JK wondered if it was Addie's room. Because somewhere, in Cavite apparently, she was eating, or sleeping, or something. She was real, she was there, she was alive. And he could write back to her, he could go find her, he could do it.

It had been nearly two days since Darren had discovered what JK had failed to notice, and it was all he could think about. It was weird, yeah, but it was almost like finding out your favorite book character with a tragic past is real, and that they were living somewhere you could find them. And somehow it made it all the more worse, because these things were real, what had happened to Addie was real. Everything she'd gone through.

The realisation made him feel ill.

Because Addie was brilliant, Addie was beautiful, she was funny and sweet and lovely and Juan Karlos had never met her, but he felt like he knew her. So here's what he'd do: Find her, and then he'd let her know that she wasn't alone.

He just had to finish the the letters, he thought, tearing open the fifteenth. Just four more to go.

Dear Juan Karlos,

Lisa is still acting weird. I told you that in the last letter, but that was a week ago, and I don't understand, okay? She's quiet. Lisa isn't normally quiet. And now she's shifty and suspicious, like she's trying to keep something from me. I get that I've only known her for the best part of a year, but she's my bestfriend, and if she's got something to tell me, then I wanna know. But you know what's the worst thing? She keeps giving me these looks like she feels awful for something she hasn't done yet.

Evan used to give me the same look.

It was after Camille died, right? And it was during the times when all I used to do was cry, curl up underneath the covers and ignore reality. Because right then the world was gray and empty of the people I loved. They were all gone, JK. They left me. Do you know what that's like? To have no one that had the strength to behind for you? It's like having your heart ripped out daily, because everyday I look around and think about the empty spaces that they should be filling.

Juan Karlos wanted to tell her that he was still there, that he'd stay behind for her any day of his life. He'd do it, no hesitation. If he knew, if be lived another life, he'd do it. He just didn't know how.

I think I loved Evan. I think I genuinely loved him, JK. I might not have known it at the time, but I still miss him everyday. I miss them all.

"You can do it," he mumbled out loud. "I know you can."

But it still confuses me when people think that losing your mind makes it any easierbecause it still hurts. You still love someone even when they're gone forever.

JK tried to ignore the thought that came to him; what if he lost Addie without ever really having her, without really ever really knowing her? Maybe the truth was that she was already gone, that she'd left life the same way everyone she loved had left her. What if that's why she stopped writing? Oh no, what if she ended it?

He shouldn't think like that, he told himself. She's alive. She has to be.

It's funny how we can never keep the things we love in life, isn't it? The way that whenever you find something that makes you happy and you feel like nothing, absolutely nothing can go wrong this time. Then again, you're doing fine, aren't you? You're doing great, in fact. You've got money, friends, fame. Probably got some gorgeous, amazing girlfriend hidden somewhere too.

I hate that. Not that you probably have a girlfriend, even though it sucks, but I hate that I'm sitting here writing to someone hundreds of miles away who has no idea I exist, and will never, ever read anything I send to you.
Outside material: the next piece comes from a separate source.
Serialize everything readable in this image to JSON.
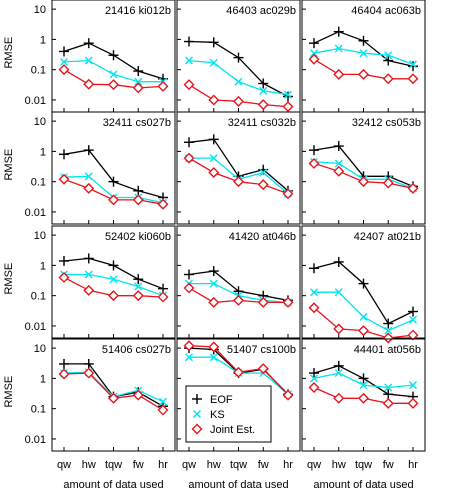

I hate that I had to fall in love with you, with the silly Cebuano boy on The Voice because it's like I'm never going to get a chance, am I?

You could, he thought somewhere in the back of his head, quietly. You could.

I just really love you. Juan Karlos. I'm sorry.

You're all I have these days. I hate myself, I hate myself, I hate myself. But I love you.

So I'll live.

Lots of love,
Addie

"Please be alive," he said quietly, tucking the letter back into its envelope.

"Please be strong. I'll be there soon."